If the justices rule that Mr. Trump’s campaign statements and later tweets can be used against his policy decisions, then much of his agenda could be crippled because of the plethora of nasty things he’s said since mounting his run for office.
But if the justices instead decide that Mr. Trump, like other presidents before him, is due some deference, particularly on national security or other immigration questions, then it could be a major boost for the president’s sweeping immigration plans.
As it is, activists have challenged nearly every part of Mr. Trump’s immigration framework, including his plans to crack down on sanctuary cities that thwart cooperation with deportations; the phaseout of the Obama-era DACA program, the president’s plans for a border wall and the administration’s multiple decisions to crack down on those in the country under Temporary Protected Status.
Those cases are pending in various lower courts, with the DACA ruling the most likely to reach the high court next.
The travel ban was the final case the justices have on their argument calendar for the 2017-2018 term. For the next two months they’ll meet to release opinions, but won’t hear any new cases in person.
Decisions are expected to be released by the end of June, when the term closes.
The administration is cognizant of how much of Mr. Trump’s claims of power will depend on the justices’ ruling.

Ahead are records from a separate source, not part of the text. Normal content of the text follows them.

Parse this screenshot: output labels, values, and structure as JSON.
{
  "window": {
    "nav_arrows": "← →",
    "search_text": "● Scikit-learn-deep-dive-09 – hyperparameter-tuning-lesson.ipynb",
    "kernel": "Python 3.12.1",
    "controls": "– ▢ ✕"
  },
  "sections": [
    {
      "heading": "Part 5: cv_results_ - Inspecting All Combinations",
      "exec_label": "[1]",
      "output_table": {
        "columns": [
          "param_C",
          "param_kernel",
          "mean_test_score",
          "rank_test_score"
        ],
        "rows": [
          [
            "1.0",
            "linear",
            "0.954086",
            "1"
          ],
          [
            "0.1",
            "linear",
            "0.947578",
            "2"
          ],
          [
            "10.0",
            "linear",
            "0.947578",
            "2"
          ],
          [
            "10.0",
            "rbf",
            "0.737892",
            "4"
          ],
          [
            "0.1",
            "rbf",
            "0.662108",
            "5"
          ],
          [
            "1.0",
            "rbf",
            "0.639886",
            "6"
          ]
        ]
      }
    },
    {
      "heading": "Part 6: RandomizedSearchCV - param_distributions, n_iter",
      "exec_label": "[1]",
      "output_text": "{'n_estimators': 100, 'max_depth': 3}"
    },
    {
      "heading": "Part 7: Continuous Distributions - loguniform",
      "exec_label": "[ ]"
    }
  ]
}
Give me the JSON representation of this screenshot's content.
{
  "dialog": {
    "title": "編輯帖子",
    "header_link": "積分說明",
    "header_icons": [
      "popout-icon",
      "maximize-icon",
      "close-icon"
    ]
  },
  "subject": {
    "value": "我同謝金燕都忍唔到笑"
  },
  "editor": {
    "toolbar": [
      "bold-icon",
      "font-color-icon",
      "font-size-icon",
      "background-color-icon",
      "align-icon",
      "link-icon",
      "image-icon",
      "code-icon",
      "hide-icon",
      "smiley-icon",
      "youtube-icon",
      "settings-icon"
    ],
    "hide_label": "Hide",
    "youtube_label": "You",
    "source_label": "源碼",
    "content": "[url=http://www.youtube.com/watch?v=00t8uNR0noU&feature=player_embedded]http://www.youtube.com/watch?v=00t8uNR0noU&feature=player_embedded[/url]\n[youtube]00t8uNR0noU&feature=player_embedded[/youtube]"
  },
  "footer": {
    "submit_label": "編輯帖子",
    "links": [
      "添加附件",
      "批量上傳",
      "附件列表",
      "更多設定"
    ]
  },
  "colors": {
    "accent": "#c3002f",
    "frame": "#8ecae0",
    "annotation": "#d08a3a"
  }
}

“The Constitution and acts of Congress confer on the president broad discretion and authority to protect the United States from all foreign and domestic threats,” said Attorney General Jeff Sessions, in a statement just ahead of the arguments. “After multiple agency heads conducted a comprehensive, worldwide review of foreign governments’ information-sharing practices and other risk factors, President Trump determined this travel order is critical to protecting the American people.”
Wednesday’s case involved the third version of the travel ban.
The original, issued a week after Mr. Trump took office in January 2017, banned nearly all immigration or visits from citizens of seven majority-Muslim countries previously singled out by President Obama and Congress
After the courts blocked that version, Mr. Trump issued an updated policy applying to six countries Iraq was dropped from the original list and more narrowly tailoring those citizens who would be denied entry. The Supreme Court last June allowed some of that second ban to go into place.
Meanwhile, the government at Mr. Trump’s orders did a worldwide study of other countries and came up with a third travel ban policy that changed the list, dropping some of the Muslim-majority countries and adding non-Muslim nations such as North Korea and Venezuela to the ban list.
Lower courts again stepped in, ruling he was still overstepping how bounds. One court said he never gave a good enough justification for the ban, while another court said his campaign statements and subsequent tweets disparaging Muslims meant his actions were the result of animus toward Islam, making the travel ban unconstitutional.
The Supreme Court had allowed the travel ban to take effect, however, even as the courts heard full arguments on the case.